Config File looks like:
<#Result_File_Name:dump1.txt
<#Result_File_Location:C:\powershell
<:ping www.google.com
<:ipconfig
<:traceroute www.google.com
<:netsh interface ip show config
My powerhsell script looks like:
$content = Get-Content C:\powershell\config.txt
foreach ($line in $content)
{
if($line.StartsWith("<#Result_File_Name:")) #every time i am doing this, even for command line
{
$result_file_arr = $line.split(":")
$result_file_name = $result_file_arr[1]
Write-Host $result_file_name
}
#if($line.StartsWith("<#Result_File_Location:"))#every time i am doing this, even for command line
#{
# $result_file_arr = $line.split(":")
# $result_file_name = $result_file_arr[1]
#}
if( $conf_read_over =1)
{
break;
}
if ($line.StartsWith("<:")) #In this if block, i need to run all commands
{
$items = $line.split("<:")
#$items[0]
#invoke-expression $items[2] > $result_file_name
invoke-expression $items[2] > $result_file_name
}
}
If all the config information starts with <# just process those out first separately. Once that is done you can assume the rest are commands?
# Collect config lines and process
$config = $content | Where-Object{$_.StartsWith('<#')} | ForEach-Object{
$_.Trim("<#") -replace "\\","\\" -replace "^(.*?):(.*)" , '$1 = $2'
} | ConvertFrom-StringData
# Process all the lines that are command lines.
$content | Where-Object{!$_.StartsWith('<#') -and ![string]::IsNullOrEmpty($_)} | ForEach-Object{
Invoke-Expression $_.trimstart("<:")
}
I went a little over board with the config section. What I did was convert it into a hashtable.
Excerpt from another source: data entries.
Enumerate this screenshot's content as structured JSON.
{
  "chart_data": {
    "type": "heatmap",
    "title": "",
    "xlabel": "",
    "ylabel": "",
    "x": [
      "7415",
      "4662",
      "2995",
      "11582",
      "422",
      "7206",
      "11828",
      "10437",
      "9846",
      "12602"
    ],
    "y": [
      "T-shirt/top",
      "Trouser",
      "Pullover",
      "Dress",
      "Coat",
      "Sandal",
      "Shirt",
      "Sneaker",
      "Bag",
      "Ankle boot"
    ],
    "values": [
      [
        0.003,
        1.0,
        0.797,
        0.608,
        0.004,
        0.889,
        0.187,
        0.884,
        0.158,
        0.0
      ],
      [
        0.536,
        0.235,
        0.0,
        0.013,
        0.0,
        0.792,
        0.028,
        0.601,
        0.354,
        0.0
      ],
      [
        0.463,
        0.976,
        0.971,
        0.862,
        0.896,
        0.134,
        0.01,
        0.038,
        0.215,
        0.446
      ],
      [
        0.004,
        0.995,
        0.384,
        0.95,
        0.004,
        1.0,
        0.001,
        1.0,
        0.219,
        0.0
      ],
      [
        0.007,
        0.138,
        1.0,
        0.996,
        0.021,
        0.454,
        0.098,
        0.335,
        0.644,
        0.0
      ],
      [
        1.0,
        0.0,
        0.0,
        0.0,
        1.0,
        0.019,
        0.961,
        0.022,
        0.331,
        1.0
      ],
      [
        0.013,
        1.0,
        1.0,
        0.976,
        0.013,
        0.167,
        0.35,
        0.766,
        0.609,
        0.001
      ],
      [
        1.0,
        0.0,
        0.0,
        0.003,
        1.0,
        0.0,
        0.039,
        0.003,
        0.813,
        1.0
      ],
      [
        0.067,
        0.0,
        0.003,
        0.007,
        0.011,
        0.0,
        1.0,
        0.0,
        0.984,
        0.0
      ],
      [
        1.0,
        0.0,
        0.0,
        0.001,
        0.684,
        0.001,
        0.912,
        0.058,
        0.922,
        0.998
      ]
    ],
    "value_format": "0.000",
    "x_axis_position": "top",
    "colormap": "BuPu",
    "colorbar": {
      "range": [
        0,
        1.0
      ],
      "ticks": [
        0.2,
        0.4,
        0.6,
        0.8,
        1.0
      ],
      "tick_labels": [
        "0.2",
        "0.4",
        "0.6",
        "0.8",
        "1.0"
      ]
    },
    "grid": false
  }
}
Now you will have your config options, as they were in file, accessible as an object.
$config
Name Value
---- -----
Result_File_Name dump1.txt
Result_File_Location C:\powershell
Small reconfiguration of your code, with some parts missing, would look like the following. You will most likely need to tweak this to your own needs.
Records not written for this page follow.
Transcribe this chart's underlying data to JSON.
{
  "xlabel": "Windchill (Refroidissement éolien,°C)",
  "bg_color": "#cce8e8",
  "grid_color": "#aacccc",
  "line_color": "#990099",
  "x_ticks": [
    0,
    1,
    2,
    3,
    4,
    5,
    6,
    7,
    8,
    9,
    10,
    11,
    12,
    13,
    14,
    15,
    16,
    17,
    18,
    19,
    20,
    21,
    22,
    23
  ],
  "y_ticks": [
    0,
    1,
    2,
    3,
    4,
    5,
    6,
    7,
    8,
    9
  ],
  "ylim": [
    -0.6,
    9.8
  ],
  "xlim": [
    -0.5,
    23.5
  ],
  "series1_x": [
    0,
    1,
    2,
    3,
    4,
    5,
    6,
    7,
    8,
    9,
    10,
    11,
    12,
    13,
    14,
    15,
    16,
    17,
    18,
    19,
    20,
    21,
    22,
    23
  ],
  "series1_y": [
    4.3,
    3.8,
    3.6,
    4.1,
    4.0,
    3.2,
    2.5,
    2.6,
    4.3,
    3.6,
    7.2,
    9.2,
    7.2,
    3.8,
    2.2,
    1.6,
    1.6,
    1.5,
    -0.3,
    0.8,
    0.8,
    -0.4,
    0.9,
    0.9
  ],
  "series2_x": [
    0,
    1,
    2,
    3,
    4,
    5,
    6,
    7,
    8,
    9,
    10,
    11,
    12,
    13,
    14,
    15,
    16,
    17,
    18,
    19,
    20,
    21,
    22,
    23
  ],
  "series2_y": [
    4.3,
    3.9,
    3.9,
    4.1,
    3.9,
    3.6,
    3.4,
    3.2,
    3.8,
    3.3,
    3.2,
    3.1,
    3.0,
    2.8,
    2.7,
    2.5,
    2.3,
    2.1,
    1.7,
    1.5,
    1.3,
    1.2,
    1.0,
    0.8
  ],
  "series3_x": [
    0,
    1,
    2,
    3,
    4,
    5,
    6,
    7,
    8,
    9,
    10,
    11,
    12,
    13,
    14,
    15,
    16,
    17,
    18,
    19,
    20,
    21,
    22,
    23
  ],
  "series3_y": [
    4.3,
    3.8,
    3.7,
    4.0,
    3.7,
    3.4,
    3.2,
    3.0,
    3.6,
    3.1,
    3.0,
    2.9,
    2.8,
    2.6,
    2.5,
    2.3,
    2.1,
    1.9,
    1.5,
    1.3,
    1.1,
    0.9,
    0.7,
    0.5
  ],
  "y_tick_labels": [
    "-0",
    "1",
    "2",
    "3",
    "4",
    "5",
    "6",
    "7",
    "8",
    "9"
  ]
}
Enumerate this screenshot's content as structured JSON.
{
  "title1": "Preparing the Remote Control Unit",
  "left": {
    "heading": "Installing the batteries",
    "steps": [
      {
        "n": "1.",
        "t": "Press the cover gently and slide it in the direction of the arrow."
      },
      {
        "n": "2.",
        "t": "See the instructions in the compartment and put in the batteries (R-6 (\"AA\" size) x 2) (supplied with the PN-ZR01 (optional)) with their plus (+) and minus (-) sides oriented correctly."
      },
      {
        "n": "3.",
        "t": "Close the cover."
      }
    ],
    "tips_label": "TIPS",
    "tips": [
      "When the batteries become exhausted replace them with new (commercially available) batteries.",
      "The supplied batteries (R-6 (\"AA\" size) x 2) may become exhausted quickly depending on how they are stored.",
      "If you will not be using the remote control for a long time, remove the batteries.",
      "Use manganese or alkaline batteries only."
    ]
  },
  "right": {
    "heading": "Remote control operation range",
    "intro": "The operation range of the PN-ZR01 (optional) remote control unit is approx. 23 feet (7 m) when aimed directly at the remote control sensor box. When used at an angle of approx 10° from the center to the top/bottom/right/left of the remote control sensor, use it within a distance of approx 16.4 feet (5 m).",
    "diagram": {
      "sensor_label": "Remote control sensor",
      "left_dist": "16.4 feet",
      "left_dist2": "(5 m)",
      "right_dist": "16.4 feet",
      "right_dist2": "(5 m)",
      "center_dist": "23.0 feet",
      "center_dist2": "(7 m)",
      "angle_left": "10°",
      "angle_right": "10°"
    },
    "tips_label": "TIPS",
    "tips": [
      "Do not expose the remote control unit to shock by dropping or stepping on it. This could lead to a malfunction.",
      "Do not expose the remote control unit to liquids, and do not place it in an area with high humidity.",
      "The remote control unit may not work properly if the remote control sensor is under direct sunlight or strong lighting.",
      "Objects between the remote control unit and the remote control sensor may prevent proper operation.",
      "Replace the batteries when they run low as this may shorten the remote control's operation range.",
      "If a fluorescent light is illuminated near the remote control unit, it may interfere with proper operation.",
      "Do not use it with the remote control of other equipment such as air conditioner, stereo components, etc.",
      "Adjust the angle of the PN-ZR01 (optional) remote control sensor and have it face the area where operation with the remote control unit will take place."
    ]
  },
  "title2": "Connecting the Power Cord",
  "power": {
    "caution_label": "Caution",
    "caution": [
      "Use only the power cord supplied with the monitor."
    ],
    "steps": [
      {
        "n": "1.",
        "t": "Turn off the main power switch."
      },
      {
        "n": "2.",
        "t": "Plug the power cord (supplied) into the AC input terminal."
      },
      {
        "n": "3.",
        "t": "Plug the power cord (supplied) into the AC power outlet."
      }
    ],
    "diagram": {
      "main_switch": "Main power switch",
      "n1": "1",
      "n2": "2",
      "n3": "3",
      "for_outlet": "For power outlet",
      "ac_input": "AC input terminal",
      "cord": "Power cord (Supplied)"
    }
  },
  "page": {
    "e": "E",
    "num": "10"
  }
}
# Collect config lines and process
$config = ($content | Where-Object{$_.StartsWith('<#')} | ForEach-Object{
$_.Trim("<#") -replace "\\","\\" -replace "^(.*?):(.*)" , '$1 = $2'
} | Out-String) | ConvertFrom-StringData
# Process all the lines that are command lines.
$content | Where-Object{!$_.StartsWith('<#') -and ![string]::IsNullOrEmpty($_)} | ForEach-Object{
Invoke-Expression $_.trimstart("<:") | Add-Content -Path $config.Result_File_Name
}
As per your comment you are still curious about your restart loop logic which was part of your original question. I will add this as a separate answer to that. I would still prefer my other approach.
# Use a flag to determine if we have already restarted. Assume False
$restarted = $false
$restartIndexPoint = 4
$restartIndex = 2
for($contentIndex = 0; $contentIndex -lt $content.Length; $contentIndex++){
Write-Host ("Line#{0} : {1}" -f $contentIndex, $content[$contentIndex])
# Check to see if we are on the $restartIndexPoint for the first time
if(!$restarted -and $contentIndex -eq $restartIndexPoint){
# Set the flag so this does not get repeated.
$restarted = $true
# Reset the index to repeat some steps over again.
$contentIndex = $restartIndex
}
}
Remember that array indexing is 0 based when you are setting your numbers. Line 20 is element 19 in the string array for example.
Inside the loop we run a check. If it passes we change the current index to something earlier. The write-host will just print the lines so you can see the "restart" portion. We need a flag to be set so that we are not running a infinite loop.